1. “Water is boring.”
- Try infusing water with citrus slices, berries, cucumber, or herbs.
- Use a fun reusable bottle and keep it visible on your desk.
- Alternate: one flavorful drink, then one glass of water.
2. “I need the caffeine.”
- Gradually reduce caffeine rather than stopping suddenly.
- Shift some of your intake to earlier in the day to protect sleep.
- Support energy with regular meals, movement, and sleep hygiene.
3. “It’s part of my social life.”
- Order mocktails or sparkling water with citrus at social events.
- Set a personal boundary (e.g., no sugary drinks Monday–Thursday).
- Invite friends to join a hydration challenge for accountability.
A 5-Step Plan to Upgrade Your Drinks This Week
To make these changes feel doable, keep it simple and specific. Here’s a realistic, one-week experiment you can adapt:
- Track without judging (Day 1).
Write down everything you drink for one day—what, how much, and when. - Pick one category to change (Day 2).
Maybe it’s soda, sugary coffee, or evening drinks.

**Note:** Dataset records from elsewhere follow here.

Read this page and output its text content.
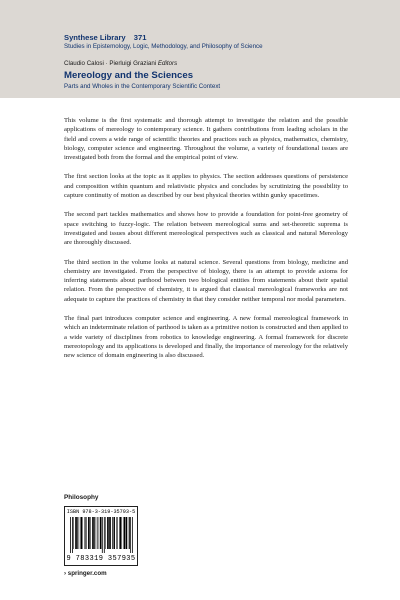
Synthese Library 371
Studies in Epistemology, Logic, Methodology, and Philosophy of Science
Claudio Calosi · Pierluigi Graziani Editors
Mereology and the Sciences
Parts and Wholes in the Contemporary Scientific Context

This volume is the first systematic and thorough attempt to investigate the relation and the possible applications of mereology to contemporary science. It gathers contributions from leading scholars in the field and covers a wide range of scientific theories and practices such as physics, mathematics, chemistry, biology, computer science and engineering. Throughout the volume, a variety of foundational issues are investigated both from the formal and the empirical point of view.

The first section looks at the topic as it applies to physics. The section addresses questions of persistence and composition within quantum and relativistic physics and concludes by scrutinizing the possibility to capture continuity of motion as described by our best physical theories within gunky spacetimes.

The second part tackles mathematics and shows how to provide a foundation for point-free geometry of space switching to fuzzy-logic. The relation between mereological sums and set-theoretic suprema is investigated and issues about different mereological perspectives such as classical and natural Mereology are thoroughly discussed.

The third section in the volume looks at natural science. Several questions from biology, medicine and chemistry are investigated. From the perspective of biology, there is an attempt to provide axioms for inferring statements about parthood between two biological entities from statements about their spatial relation. From the perspective of chemistry, it is argued that classical mereological frameworks are not adequate to capture the practices of chemistry in that they consider neither temporal nor modal parameters.

The final part introduces computer science and engineering. A new formal mereological framework in which an indeterminate relation of parthood is taken as a primitive notion is constructed and then applied to a wide variety of disciplines from robotics to knowledge engineering. A formal framework for discrete mereotopology and its applications is developed and finally, the importance of mereology for the relatively new science of domain engineering is also discussed.

Philosophy
ISBN 978-3-319-35793-5
9 783319 357935
› springer.com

Start with the one that feels most manageable. - Choose a swap you actually like (Day 3–4).
Test two or three alternatives until you find one that feels satisfying. - Set a small rule for yourself (Day 5–7).
For example: “Only one sugary drink a day,” or “No energy drinks after noon.” - Reflect and adjust.
Notice any changes in energy, sleep, or cravings, and decide what to keep or tweak next week.
“Lasting change rarely comes from all-or-nothing rules. It comes from small, repeatable choices that you can live with on your busiest days.”
Bringing It All Together: Drink for the Health You Want
You don’t need a perfect beverage lineup to support better health. You just need your usual drinks to nudge you in the right direction more often than not. For most people, that means:
- Making water your default drink.
- Saving sugary, creamy, or alcoholic drinks for occasional enjoyment.
- Being label-aware with teas, juices, sports drinks, and flavored beverages.
Try choosing just one category from the dietitian “drinks to skip” list and upgrading it this week. Notice how you feel—physically and mentally—when your daily drinks better match the way you want to feel in your body.
If you live with conditions like diabetes, heart disease, or kidney issues, consider asking a registered dietitian to review your usual drinks with you. A few personalized tweaks may make a meaningful difference in your blood sugar, energy, and long-term health.
Your next step: open your fridge or pantry, pick one drink to rethink, and decide what you’ll replace it with tomorrow. Small sips, repeated often, can change your health story.